Jones Road ended up pulling back some of its spending on Meta’s Advantage+ Shopping Campaigns and shifting more of its budget into mid-funnel campaigns. What started as a single test turned into a multi-month testing road map that reshaped how the brand thinks about Meta’s role in its mix.

Causal MMM also helps Jones Road spot channels that shouldn’t be getting any budget at all. For instance, Plofker tested Google branded search and found that it wasn’t incremental.

“I was a little pissed when I found out I was spending $3,000 a day on something that wasn’t driving the business, but that’s good to know,” he said. “That’s $3,000 a day I no longer have to spend at all or I can put it into something that seems to be doing better, like Demand Gen.”

Reality checks

Jones Road isn’t alone in wrestling with tricky questions about where to spend and when to stop.

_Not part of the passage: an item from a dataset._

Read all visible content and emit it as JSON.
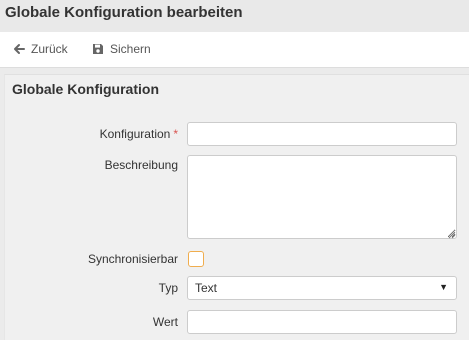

But it’s hard to know what to do, Kory said, when traditional MMMs and platforms are telling flattering stories – “they know what marketers want to hear” – but those stories don’t always stand up to scrutiny.

On top of that, there’s what Kory referred to as “that multicollinearity problem” to contend with. In statistics, multicollinearity happens when multiple independent variables are highly correlated, which makes it hard to figure out the individual impact of each.

In practical terms, that means that when brands increase their spending, they often do it across more than one channel simultaneously at times when their business would increase anyway, like during the leadup to Black Friday. They’re convinced their marketing worked, but the uptick in sales is really just thanks to the season.

“We often, unfortunately, have to bring brands back to reality,” Kory said.

But Plofker loves a good reality check.

“We try to have a live test going at all times,” he said.